Neat-shee, Neat-che, Neetch…Fred.



Nietzsche: The Warm Blanket of Bitter Genius I Find Solace In

My pal Fred. He is a breath of fresh air. I always approach Fred with this in mind: people do not know what it is he is trying to say. I think this because I have come to very different conclusions about what Fred was trying to get at, and my conclusions typically still describe current affairs. And so, naturally, I assume mine is right. And I attribute my rightness and brilliance to actually reading Nietzsche instead of sifting through for something to hate.

We can read the opening two lines of the On The Genealogy of Morality and close the rest of the book. It begins in the Preface with “We are unknown to ourselves, we knowers: and for a good reason. We have never sought ourselves – how then should it happen that we find ourselves one day?” (1). The end.

Socrates used to banter about this idea of not knowing ourselves. Fred goes a step further though and says we don’t know because we haven’t actually been looking. Slight difference but a big one. Fred’s statement allows for the possibility of knowing something if we knew how to go about looking.

A lot of the rest of the book is Fred telling you how wrong the ‘knowers’ are. And it is delicious to read his keen observations on failed ideas that people bought into, hell, are still buying into. From the opening line you can taste and feel the word ‘knowers’ and its bitterness. How else are we to react to people calling themselves knowers?
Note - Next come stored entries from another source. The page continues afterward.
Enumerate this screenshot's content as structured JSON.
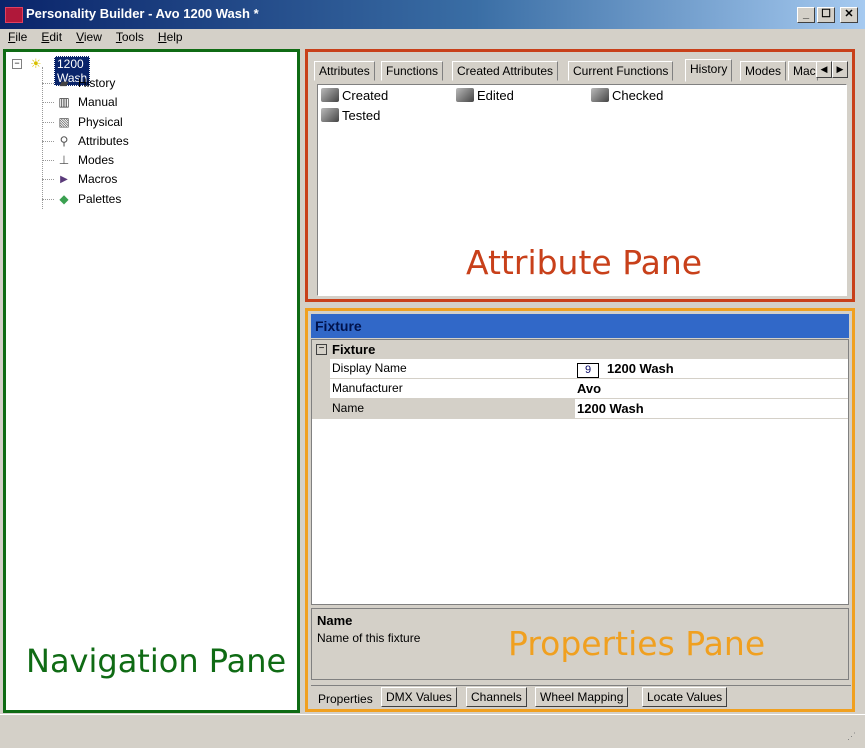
{
  "window": {
    "title": "Personality Builder - Avo 1200 Wash *",
    "minimize_glyph": "_",
    "maximize_glyph": "☐",
    "close_glyph": "✕"
  },
  "menu": [
    {
      "accel": "F",
      "rest": "ile"
    },
    {
      "accel": "E",
      "rest": "dit"
    },
    {
      "accel": "V",
      "rest": "iew"
    },
    {
      "accel": "T",
      "rest": "ools"
    },
    {
      "accel": "H",
      "rest": "elp"
    }
  ],
  "navigation": {
    "root": {
      "label": "1200 Wash",
      "icon": "lightbulb-icon",
      "expander": "−"
    },
    "children": [
      {
        "label": "History",
        "icon": "history-icon",
        "glyph": "▰"
      },
      {
        "label": "Manual",
        "icon": "manual-icon",
        "glyph": "▥"
      },
      {
        "label": "Physical",
        "icon": "physical-icon",
        "glyph": "▧"
      },
      {
        "label": "Attributes",
        "icon": "wrench-icon",
        "glyph": "⚲"
      },
      {
        "label": "Modes",
        "icon": "modes-icon",
        "glyph": "⊥"
      },
      {
        "label": "Macros",
        "icon": "macros-icon",
        "glyph": "▶"
      },
      {
        "label": "Palettes",
        "icon": "palettes-icon",
        "glyph": "◆"
      }
    ],
    "caption": "Navigation Pane"
  },
  "attribute_pane": {
    "tabs": [
      "Attributes",
      "Functions",
      "Created Attributes",
      "Current Functions",
      "History",
      "Modes",
      "Macros"
    ],
    "active_tab": "History",
    "scroll_left": "◀",
    "scroll_right": "▶",
    "history_items": [
      "Created",
      "Edited",
      "Checked",
      "Tested"
    ],
    "caption": "Attribute Pane"
  },
  "properties_pane": {
    "header": "Fixture",
    "category": {
      "label": "Fixture",
      "collapse": "−"
    },
    "rows": [
      {
        "name": "Display Name",
        "value": "1200 Wash",
        "badge": "9"
      },
      {
        "name": "Manufacturer",
        "value": "Avo"
      },
      {
        "name": "Name",
        "value": "1200 Wash"
      }
    ],
    "description": {
      "title": "Name",
      "text": "Name of this fixture"
    },
    "bottom_tabs": [
      "Properties",
      "DMX Values",
      "Channels",
      "Wheel Mapping",
      "Locate Values"
    ],
    "active_bottom_tab": "Properties",
    "caption": "Properties Pane"
  },
  "colors": {
    "navigation_border": "#0f6b14",
    "attribute_border": "#c8401a",
    "properties_border": "#f0a020",
    "header_blue": "#3168c8"
  }
}
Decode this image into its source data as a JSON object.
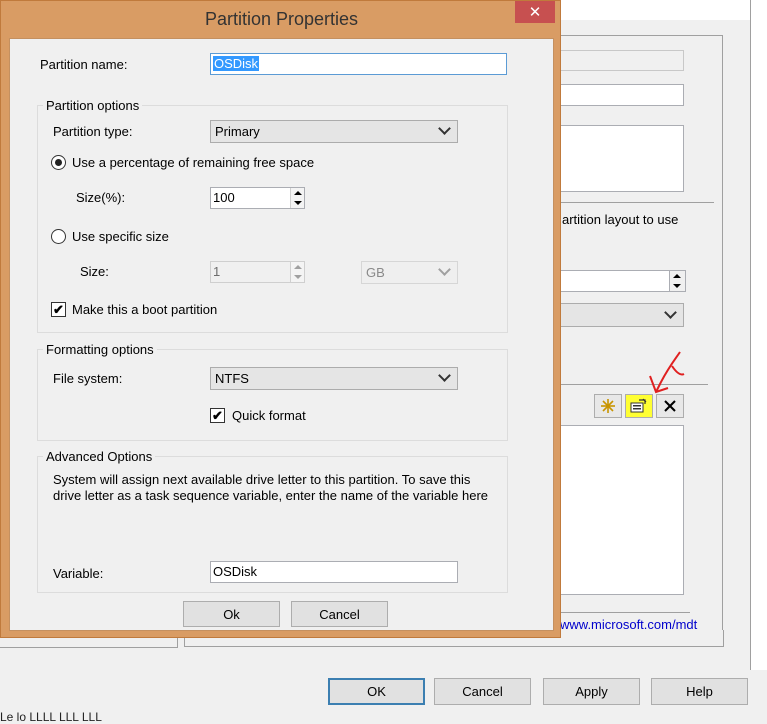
{
  "dialog": {
    "title": "Partition Properties",
    "close_glyph": "✕",
    "partition_name_label": "Partition name:",
    "partition_name_value": "OSDisk",
    "partition_options_title": "Partition options",
    "partition_type_label": "Partition type:",
    "partition_type_value": "Primary",
    "use_percentage_label": "Use a percentage of remaining free space",
    "use_percentage_checked": true,
    "size_percent_label": "Size(%):",
    "size_percent_value": "100",
    "use_specific_label": "Use specific size",
    "use_specific_checked": false,
    "size_label": "Size:",
    "size_value": "1",
    "size_unit": "GB",
    "boot_partition_label": "Make this a boot partition",
    "boot_partition_checked": true,
    "formatting_options_title": "Formatting options",
    "file_system_label": "File system:",
    "file_system_value": "NTFS",
    "quick_format_label": "Quick format",
    "quick_format_checked": true,
    "advanced_options_title": "Advanced Options",
    "advanced_description": "System will assign next available drive letter to this partition. To save this drive letter as a task sequence variable, enter the name of the variable here",
    "variable_label": "Variable:",
    "variable_value": "OSDisk",
    "ok_label": "Ok",
    "cancel_label": "Cancel",
    "check_glyph": "✔"
  },
  "background": {
    "partial_text": "artition layout to use",
    "link_text": "www.microsoft.com/mdt",
    "toolbar_icons": [
      "new-icon",
      "properties-icon",
      "delete-icon"
    ],
    "highlight_color": "#ffff33",
    "annotation_color": "#e02020",
    "ok_label": "OK",
    "cancel_label": "Cancel",
    "apply_label": "Apply",
    "help_label": "Help",
    "bottom_partial_text": "Le lo LLLL LLL LLL"
  }
}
Especially when those knowers try to tell us ‘presumably-unknowers’ how to live.

We have to keep in mind he is offering a genealogy, a lineage of morality. I think what he is doing is tracing the lineage of what I consider our follies. I think it is ok to make these follies though. We’re not going to get it perfect the first time around. And at the least we have been left with a detailed list of wrong answers.

The important message from Fred is in his concluding lines regarding the basic fact of the human will needing a goal: “all of this means – let us dare to grasp this – a will to nothingness, an aversion to life, a rebellion against the most fundamental presuppositions of life; but it is and remains a will! … And, to say again at the end what I said at the beginning: man would much rather will nothingness than not will…” (118). No matter what we like to think or what we consider we know the only thing that we really do know is that we are ‘willing’ creatures. We will will. Whatever we choose to will or however which way we choose to live we always will ourselves toward some goal. So go out there and will.